O recital propõe um olhar para as histórias e vidas com as quais cruzamos cotidianamente nas ruas. É no espaço público que se dá especialmente o encontro com o outro – e é desse espaço e de seus múltiplos significados que falam as obras interpretadas pelo Quarteto Bratya e pela harpista Maíni Moreno.
Quarteto Bratya
Diego Adinolfi
Felipe Ribeiro
Jonathan Azevedo
Rodney Silveira
Harpa: Maíni Moreno
Quest
Niloufar Nourbakhsh [2’]
Harpa
D’un vieu jardin
Lili Boulanger [3’]
Harpa
L’Eternel rêveur
Marcel Tournier [3’]
Harpa
City of Transition
Joyce Tang [15’]
Quarteto de cordas
Poço de dentro
Thais Montanari [5’]
Inspirada em poema de Hilda Hilst
Quarteto de cordas e harpa
Skye
Freya Waley-Cohen [6’]
Harpa
Conte fantastique
André Caplet [17’]
Quarteto de cordas e harpa


Quarteto de cordas e harpa, Concertos Itinerantes
Ávidos de ter, caminham pelas ruas
Domingo, 12 de novembro, às 10h
Praça dos Namorados
Av. Saturnino de Brito, 80 - Praia do Canto, Vitória - ES, Brasil


Ficha Técnica
“O olho da rua vê o que não vê o seu”. O verso do poeta Paulo Leminski nos diz que, nas ruas, o mundo real acontece, as diferenças se cruzam, o espaço é dividido com o outro. Mas também nos coloca uma pergunta: o quanto de fato estamos atentos, em meio ao cotidiano, àquilo e àqueles que estão à nossa volta? Não nos acostumamos a ignorar, anestesiados, as histórias e vidas com que cruzamos?

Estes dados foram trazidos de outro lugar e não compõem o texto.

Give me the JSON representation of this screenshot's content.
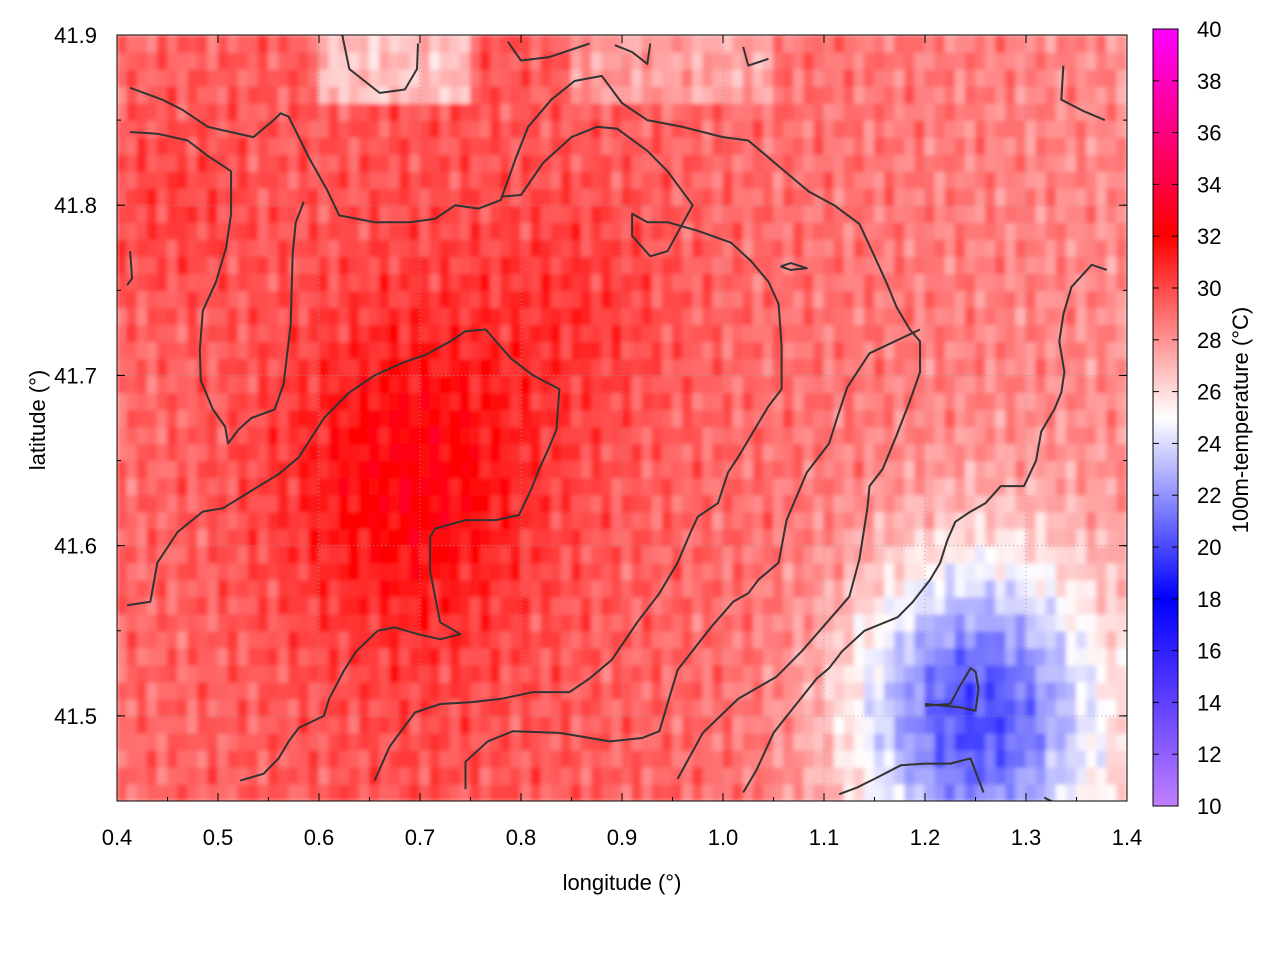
{
  "chart_data": {
    "type": "heatmap",
    "title": "",
    "xlabel": "longitude (°)",
    "ylabel": "latitude (°)",
    "colorbar_label": "100m-temperature (°C)",
    "xlim": [
      0.4,
      1.4
    ],
    "ylim": [
      41.45,
      41.9
    ],
    "x_ticks": [
      "0.4",
      "0.5",
      "0.6",
      "0.7",
      "0.8",
      "0.9",
      "1.0",
      "1.1",
      "1.2",
      "1.3",
      "1.4"
    ],
    "y_ticks": [
      "41.5",
      "41.6",
      "41.7",
      "41.8",
      "41.9"
    ],
    "colorbar_range": [
      10,
      40
    ],
    "colorbar_ticks": [
      "10",
      "12",
      "14",
      "16",
      "18",
      "20",
      "22",
      "24",
      "26",
      "28",
      "30",
      "32",
      "34",
      "36",
      "38",
      "40"
    ],
    "colormap": [
      {
        "value": 10,
        "color": "#c080ff"
      },
      {
        "value": 14,
        "color": "#6040ff"
      },
      {
        "value": 18,
        "color": "#0000ff"
      },
      {
        "value": 25,
        "color": "#ffffff"
      },
      {
        "value": 32,
        "color": "#ff0000"
      },
      {
        "value": 40,
        "color": "#ff00ff"
      }
    ],
    "grid": true,
    "grid_style": "dotted",
    "contour_color": "#333333",
    "contour_lines": [
      {
        "points": [
          [
            0.413,
            41.869
          ],
          [
            0.445,
            41.862
          ],
          [
            0.465,
            41.856
          ],
          [
            0.49,
            41.846
          ],
          [
            0.535,
            41.84
          ],
          [
            0.555,
            41.85
          ],
          [
            0.562,
            41.854
          ],
          [
            0.57,
            41.852
          ],
          [
            0.59,
            41.828
          ],
          [
            0.608,
            41.809
          ],
          [
            0.62,
            41.794
          ],
          [
            0.655,
            41.79
          ],
          [
            0.69,
            41.79
          ],
          [
            0.715,
            41.792
          ],
          [
            0.735,
            41.8
          ],
          [
            0.758,
            41.798
          ],
          [
            0.78,
            41.803
          ],
          [
            0.795,
            41.828
          ],
          [
            0.807,
            41.846
          ],
          [
            0.83,
            41.862
          ],
          [
            0.853,
            41.873
          ],
          [
            0.88,
            41.876
          ],
          [
            0.9,
            41.86
          ],
          [
            0.925,
            41.85
          ],
          [
            0.96,
            41.846
          ],
          [
            1.0,
            41.84
          ],
          [
            1.025,
            41.838
          ],
          [
            1.055,
            41.823
          ],
          [
            1.085,
            41.808
          ],
          [
            1.11,
            41.8
          ],
          [
            1.135,
            41.789
          ],
          [
            1.15,
            41.77
          ],
          [
            1.163,
            41.753
          ],
          [
            1.172,
            41.74
          ],
          [
            1.185,
            41.727
          ],
          [
            1.195,
            41.72
          ],
          [
            1.195,
            41.702
          ],
          [
            1.185,
            41.685
          ],
          [
            1.172,
            41.665
          ],
          [
            1.158,
            41.645
          ],
          [
            1.145,
            41.635
          ],
          [
            1.143,
            41.622
          ],
          [
            1.135,
            41.592
          ],
          [
            1.125,
            41.57
          ],
          [
            1.103,
            41.555
          ],
          [
            1.078,
            41.538
          ],
          [
            1.053,
            41.523
          ],
          [
            1.015,
            41.51
          ],
          [
            0.98,
            41.49
          ],
          [
            0.955,
            41.463
          ]
        ]
      },
      {
        "points": [
          [
            0.413,
            41.843
          ],
          [
            0.44,
            41.842
          ],
          [
            0.47,
            41.838
          ],
          [
            0.49,
            41.829
          ],
          [
            0.513,
            41.82
          ],
          [
            0.513,
            41.795
          ],
          [
            0.508,
            41.775
          ],
          [
            0.498,
            41.755
          ],
          [
            0.485,
            41.738
          ],
          [
            0.482,
            41.715
          ],
          [
            0.483,
            41.697
          ],
          [
            0.488,
            41.69
          ],
          [
            0.495,
            41.68
          ],
          [
            0.507,
            41.67
          ],
          [
            0.51,
            41.66
          ],
          [
            0.52,
            41.668
          ],
          [
            0.533,
            41.675
          ],
          [
            0.556,
            41.68
          ],
          [
            0.565,
            41.695
          ],
          [
            0.572,
            41.73
          ],
          [
            0.574,
            41.772
          ],
          [
            0.577,
            41.79
          ],
          [
            0.585,
            41.802
          ]
        ]
      },
      {
        "points": [
          [
            0.41,
            41.565
          ],
          [
            0.433,
            41.567
          ],
          [
            0.44,
            41.59
          ],
          [
            0.46,
            41.608
          ],
          [
            0.485,
            41.62
          ],
          [
            0.505,
            41.622
          ],
          [
            0.535,
            41.633
          ],
          [
            0.56,
            41.642
          ],
          [
            0.58,
            41.652
          ],
          [
            0.605,
            41.675
          ],
          [
            0.63,
            41.69
          ],
          [
            0.655,
            41.7
          ],
          [
            0.685,
            41.708
          ],
          [
            0.705,
            41.712
          ],
          [
            0.73,
            41.72
          ],
          [
            0.745,
            41.726
          ],
          [
            0.765,
            41.727
          ],
          [
            0.79,
            41.71
          ],
          [
            0.812,
            41.7
          ],
          [
            0.838,
            41.692
          ],
          [
            0.835,
            41.668
          ],
          [
            0.828,
            41.658
          ],
          [
            0.818,
            41.645
          ],
          [
            0.81,
            41.633
          ],
          [
            0.798,
            41.618
          ],
          [
            0.775,
            41.615
          ],
          [
            0.745,
            41.615
          ],
          [
            0.715,
            41.61
          ],
          [
            0.71,
            41.605
          ],
          [
            0.71,
            41.585
          ],
          [
            0.715,
            41.57
          ],
          [
            0.72,
            41.555
          ],
          [
            0.74,
            41.548
          ],
          [
            0.72,
            41.545
          ],
          [
            0.698,
            41.548
          ],
          [
            0.675,
            41.552
          ],
          [
            0.658,
            41.55
          ],
          [
            0.637,
            41.538
          ],
          [
            0.625,
            41.527
          ],
          [
            0.61,
            41.51
          ],
          [
            0.605,
            41.5
          ],
          [
            0.58,
            41.493
          ],
          [
            0.57,
            41.485
          ],
          [
            0.56,
            41.475
          ],
          [
            0.545,
            41.466
          ],
          [
            0.522,
            41.462
          ]
        ]
      },
      {
        "points": [
          [
            0.655,
            41.462
          ],
          [
            0.67,
            41.482
          ],
          [
            0.695,
            41.502
          ],
          [
            0.72,
            41.507
          ],
          [
            0.75,
            41.508
          ],
          [
            0.78,
            41.51
          ],
          [
            0.812,
            41.514
          ],
          [
            0.848,
            41.514
          ],
          [
            0.868,
            41.522
          ],
          [
            0.89,
            41.533
          ],
          [
            0.915,
            41.555
          ],
          [
            0.937,
            41.572
          ],
          [
            0.955,
            41.59
          ],
          [
            0.968,
            41.608
          ],
          [
            0.975,
            41.617
          ],
          [
            0.995,
            41.625
          ],
          [
            1.005,
            41.643
          ],
          [
            1.015,
            41.652
          ],
          [
            1.028,
            41.665
          ],
          [
            1.045,
            41.682
          ],
          [
            1.058,
            41.692
          ],
          [
            1.058,
            41.717
          ],
          [
            1.055,
            41.742
          ],
          [
            1.045,
            41.755
          ],
          [
            1.028,
            41.767
          ],
          [
            1.008,
            41.778
          ],
          [
            0.975,
            41.785
          ],
          [
            0.945,
            41.79
          ],
          [
            0.925,
            41.79
          ],
          [
            0.91,
            41.795
          ],
          [
            0.91,
            41.782
          ],
          [
            0.928,
            41.77
          ],
          [
            0.945,
            41.773
          ],
          [
            0.97,
            41.8
          ],
          [
            0.945,
            41.82
          ],
          [
            0.925,
            41.832
          ],
          [
            0.895,
            41.845
          ],
          [
            0.875,
            41.846
          ],
          [
            0.85,
            41.84
          ],
          [
            0.822,
            41.825
          ],
          [
            0.8,
            41.806
          ],
          [
            0.78,
            41.805
          ]
        ]
      },
      {
        "points": [
          [
            0.745,
            41.457
          ],
          [
            0.745,
            41.473
          ],
          [
            0.767,
            41.485
          ],
          [
            0.792,
            41.491
          ],
          [
            0.838,
            41.49
          ],
          [
            0.888,
            41.485
          ],
          [
            0.92,
            41.487
          ],
          [
            0.937,
            41.491
          ],
          [
            0.955,
            41.527
          ],
          [
            0.988,
            41.552
          ],
          [
            1.01,
            41.567
          ],
          [
            1.025,
            41.572
          ],
          [
            1.035,
            41.58
          ],
          [
            1.055,
            41.59
          ],
          [
            1.063,
            41.615
          ],
          [
            1.083,
            41.643
          ],
          [
            1.105,
            41.66
          ],
          [
            1.113,
            41.675
          ],
          [
            1.123,
            41.693
          ],
          [
            1.145,
            41.713
          ],
          [
            1.195,
            41.727
          ]
        ]
      },
      {
        "points": [
          [
            1.02,
            41.455
          ],
          [
            1.033,
            41.468
          ],
          [
            1.05,
            41.49
          ],
          [
            1.07,
            41.505
          ],
          [
            1.093,
            41.522
          ],
          [
            1.105,
            41.528
          ],
          [
            1.118,
            41.538
          ],
          [
            1.14,
            41.55
          ],
          [
            1.173,
            41.558
          ],
          [
            1.188,
            41.567
          ],
          [
            1.205,
            41.58
          ],
          [
            1.215,
            41.59
          ],
          [
            1.222,
            41.603
          ],
          [
            1.23,
            41.614
          ],
          [
            1.245,
            41.62
          ],
          [
            1.26,
            41.625
          ],
          [
            1.275,
            41.635
          ],
          [
            1.298,
            41.635
          ],
          [
            1.31,
            41.65
          ],
          [
            1.315,
            41.667
          ],
          [
            1.328,
            41.68
          ],
          [
            1.335,
            41.69
          ],
          [
            1.338,
            41.702
          ],
          [
            1.333,
            41.72
          ],
          [
            1.337,
            41.736
          ],
          [
            1.345,
            41.752
          ],
          [
            1.365,
            41.765
          ],
          [
            1.38,
            41.762
          ]
        ]
      },
      {
        "points": [
          [
            1.115,
            41.454
          ],
          [
            1.133,
            41.458
          ],
          [
            1.15,
            41.463
          ],
          [
            1.176,
            41.471
          ],
          [
            1.2,
            41.472
          ],
          [
            1.225,
            41.472
          ],
          [
            1.245,
            41.475
          ],
          [
            1.258,
            41.455
          ]
        ]
      },
      {
        "points": [
          [
            1.2,
            41.506
          ],
          [
            1.225,
            41.507
          ],
          [
            1.235,
            41.518
          ],
          [
            1.245,
            41.528
          ],
          [
            1.25,
            41.526
          ],
          [
            1.253,
            41.516
          ],
          [
            1.25,
            41.503
          ],
          [
            1.235,
            41.505
          ],
          [
            1.2,
            41.507
          ]
        ]
      },
      {
        "points": [
          [
            1.057,
            41.764
          ],
          [
            1.067,
            41.762
          ],
          [
            1.083,
            41.763
          ],
          [
            1.067,
            41.766
          ],
          [
            1.057,
            41.764
          ]
        ]
      },
      {
        "points": [
          [
            0.413,
            41.773
          ],
          [
            0.415,
            41.757
          ],
          [
            0.41,
            41.753
          ]
        ]
      },
      {
        "points": [
          [
            1.337,
            41.882
          ],
          [
            1.335,
            41.862
          ],
          [
            1.358,
            41.855
          ],
          [
            1.378,
            41.85
          ]
        ]
      },
      {
        "points": [
          [
            0.622,
            41.903
          ],
          [
            0.63,
            41.88
          ],
          [
            0.66,
            41.866
          ],
          [
            0.685,
            41.868
          ],
          [
            0.697,
            41.88
          ],
          [
            0.698,
            41.895
          ]
        ]
      },
      {
        "points": [
          [
            0.787,
            41.896
          ],
          [
            0.8,
            41.885
          ],
          [
            0.828,
            41.887
          ],
          [
            0.868,
            41.895
          ]
        ]
      },
      {
        "points": [
          [
            0.893,
            41.894
          ],
          [
            0.91,
            41.89
          ],
          [
            0.925,
            41.883
          ],
          [
            0.928,
            41.895
          ]
        ]
      },
      {
        "points": [
          [
            1.02,
            41.893
          ],
          [
            1.025,
            41.882
          ],
          [
            1.045,
            41.886
          ]
        ]
      },
      {
        "points": [
          [
            1.318,
            41.452
          ],
          [
            1.325,
            41.45
          ]
        ]
      }
    ]
  }
}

O recital de hoje é composto por obras que sugerem justamente o exercício de dar um passo atrás e contemplar os espaços compartilhados em que vivemos.

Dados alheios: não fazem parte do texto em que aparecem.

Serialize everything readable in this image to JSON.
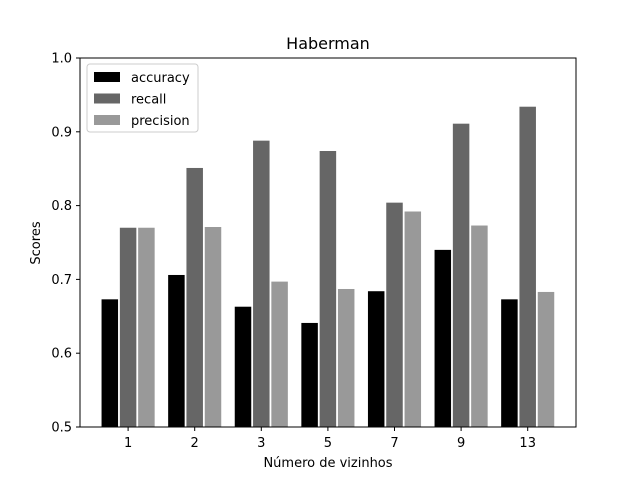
{
  "chart_data": {
    "type": "bar",
    "title": "Haberman",
    "xlabel": "Número de vizinhos",
    "ylabel": "Scores",
    "categories": [
      "1",
      "2",
      "3",
      "5",
      "7",
      "9",
      "13"
    ],
    "ylim": [
      0.5,
      1.0
    ],
    "yticks": [
      "0.5",
      "0.6",
      "0.7",
      "0.8",
      "0.9",
      "1.0"
    ],
    "legend_position": "top-left",
    "grid": false,
    "series": [
      {
        "name": "accuracy",
        "color": "#000000",
        "values": [
          0.673,
          0.706,
          0.663,
          0.641,
          0.684,
          0.74,
          0.673
        ]
      },
      {
        "name": "recall",
        "color": "#666666",
        "values": [
          0.77,
          0.851,
          0.888,
          0.874,
          0.804,
          0.911,
          0.934
        ]
      },
      {
        "name": "precision",
        "color": "#999999",
        "values": [
          0.77,
          0.771,
          0.697,
          0.687,
          0.792,
          0.773,
          0.683
        ]
      }
    ]
  }
}
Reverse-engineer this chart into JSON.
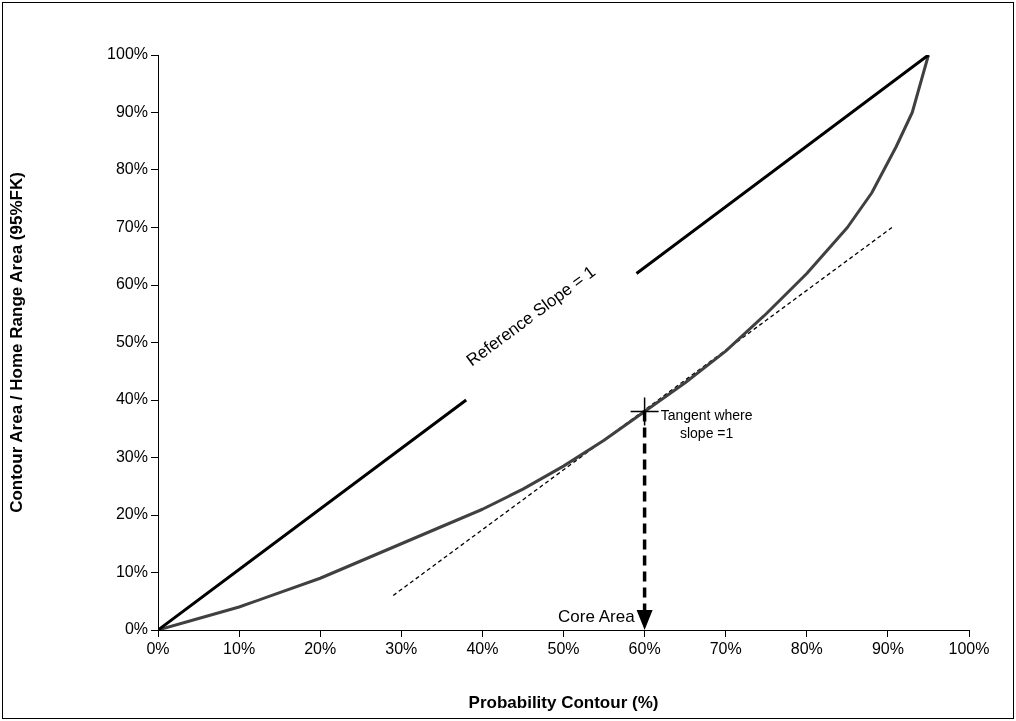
{
  "chart_data": {
    "type": "line",
    "xlabel": "Probability Contour (%)",
    "ylabel": "Contour Area / Home Range Area (95%FK)",
    "xlim": [
      0,
      100
    ],
    "ylim": [
      0,
      100
    ],
    "xticks": [
      {
        "value": 0,
        "label": "0%"
      },
      {
        "value": 10,
        "label": "10%"
      },
      {
        "value": 20,
        "label": "20%"
      },
      {
        "value": 30,
        "label": "30%"
      },
      {
        "value": 40,
        "label": "40%"
      },
      {
        "value": 50,
        "label": "50%"
      },
      {
        "value": 60,
        "label": "60%"
      },
      {
        "value": 70,
        "label": "70%"
      },
      {
        "value": 80,
        "label": "80%"
      },
      {
        "value": 90,
        "label": "90%"
      },
      {
        "value": 100,
        "label": "100%"
      }
    ],
    "yticks": [
      {
        "value": 0,
        "label": "0%"
      },
      {
        "value": 10,
        "label": "10%"
      },
      {
        "value": 20,
        "label": "20%"
      },
      {
        "value": 30,
        "label": "30%"
      },
      {
        "value": 40,
        "label": "40%"
      },
      {
        "value": 50,
        "label": "50%"
      },
      {
        "value": 60,
        "label": "60%"
      },
      {
        "value": 70,
        "label": "70%"
      },
      {
        "value": 80,
        "label": "80%"
      },
      {
        "value": 90,
        "label": "90%"
      },
      {
        "value": 100,
        "label": "100%"
      }
    ],
    "grid": false,
    "legend": false,
    "marker": "none",
    "line_style": "solid",
    "series": [
      {
        "color": "#000000",
        "x": [
          0,
          38,
          48,
          59,
          95
        ],
        "values": [
          0,
          40,
          null,
          62,
          100
        ]
      },
      {
        "color": "#404040",
        "x": [
          0,
          5,
          10,
          15,
          20,
          25,
          30,
          35,
          40,
          45,
          50,
          55,
          60,
          65,
          70,
          75,
          80,
          85,
          88,
          91,
          93,
          95
        ],
        "values": [
          0,
          2,
          4,
          6.5,
          9,
          12,
          15,
          18,
          21,
          24.5,
          28.5,
          33,
          38,
          43,
          48.5,
          55,
          62,
          70,
          76,
          84,
          90,
          100
        ]
      },
      {
        "color": "#000000",
        "line_style": "dotted",
        "x": [
          29,
          90.5
        ],
        "values": [
          6,
          70
        ]
      }
    ],
    "annotations": [
      "Reference Slope = 1",
      {
        "text": "Tangent where\nslope =1",
        "x": 60,
        "y": 38
      },
      {
        "text": "Core Area",
        "x": 60,
        "y": 38
      }
    ]
  }
}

A primeira parte da apresentação traz três obras para harpa solo. Quest é inspirada na jornada pessoal da compositora iraniana radicada nos Estados Unidos Niloufar Nourbakhsh (1992-), em seu desejo de se fazer ouvir perante a multidão e seu preconceito. Em D’un vieu jardin, a francesa Lili Boulanger (1893-1918) recria um jardim que, em meio à paisagem urbana, sugere a possibilidade de contemplação de memórias individuais e coletivas. E L’eternel rêveur, sonhador eterno, integra uma série de obras do francês Marcel Tournier (1879-1951) inspiradas na cidade de Paris.

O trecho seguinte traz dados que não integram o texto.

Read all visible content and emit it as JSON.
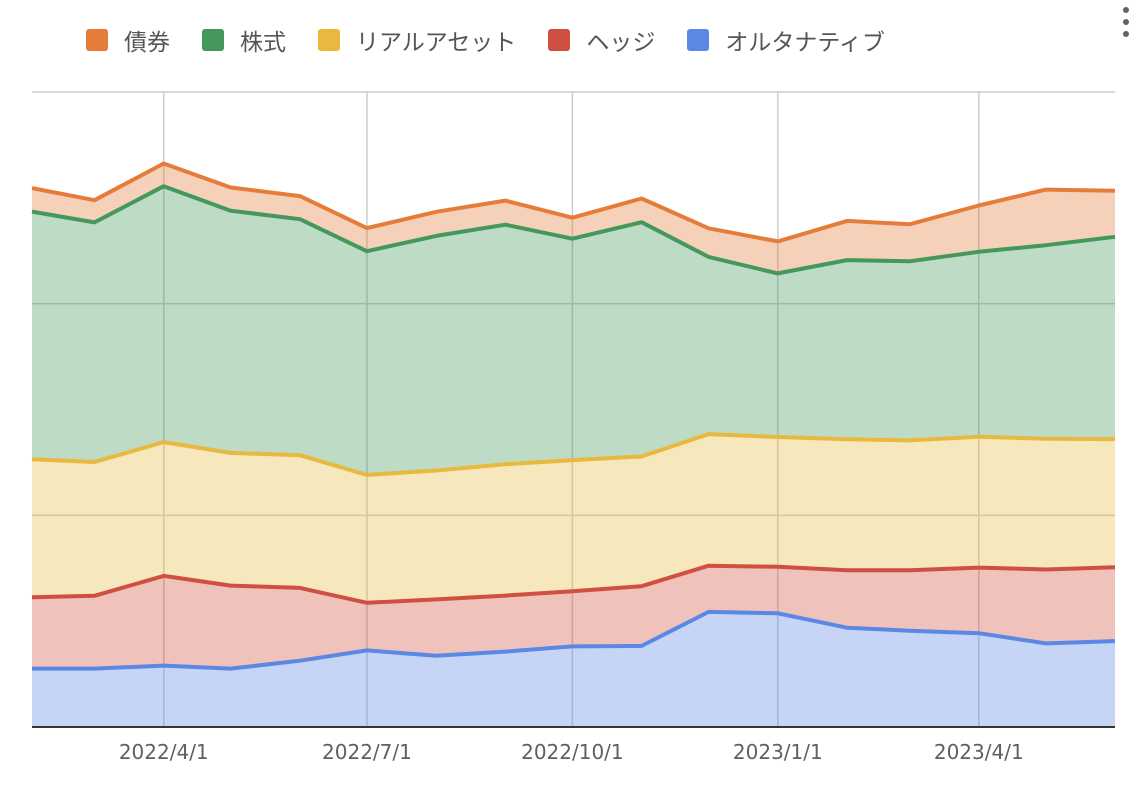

Em seguida, vamos ouvir City of Transition, da compositora Joyce Tang. A peça é inspirada em textos nos quais o poeta Ya Si (1949-2013) descreve a cidade de Hong Kong. No primeiro movimento, a música apresenta os sons de um bonde solitário em uma noite escura; no segundo, a inspiração vem dos ruídos de feiras e comércios de rua; no terceiro, a imagem é a de um antigo prédio colonial sendo destruído; e o quarto e último movimento corresponde, nas palavras de Tang, a uma “sensação de instabilidade, no espaço e no tempo, de uma cidade em constante transição”.
Harpa e quarteto se encontram, então, pela primeira vez, no programa da noite de hoje, para interpretar Poço de Dentro, escrita por Thais Montanari (1986-) a convite do Festival. A peça nasceu da leitura de um fragmento de “Poemas aos Homens do Nosso Tempo”, da escritora brasileira Hilda Hilst: “Ávidos de ter, homens e mulheres caminham pelas ruas (...). Te pergunto: e a entranha? De ti mesma, de um poder que te foi dado, alguma coisa mais clara se fez? (...) Por que não tentas esse poço de dentro, o incomensurável, um passeio veemente pela vida?”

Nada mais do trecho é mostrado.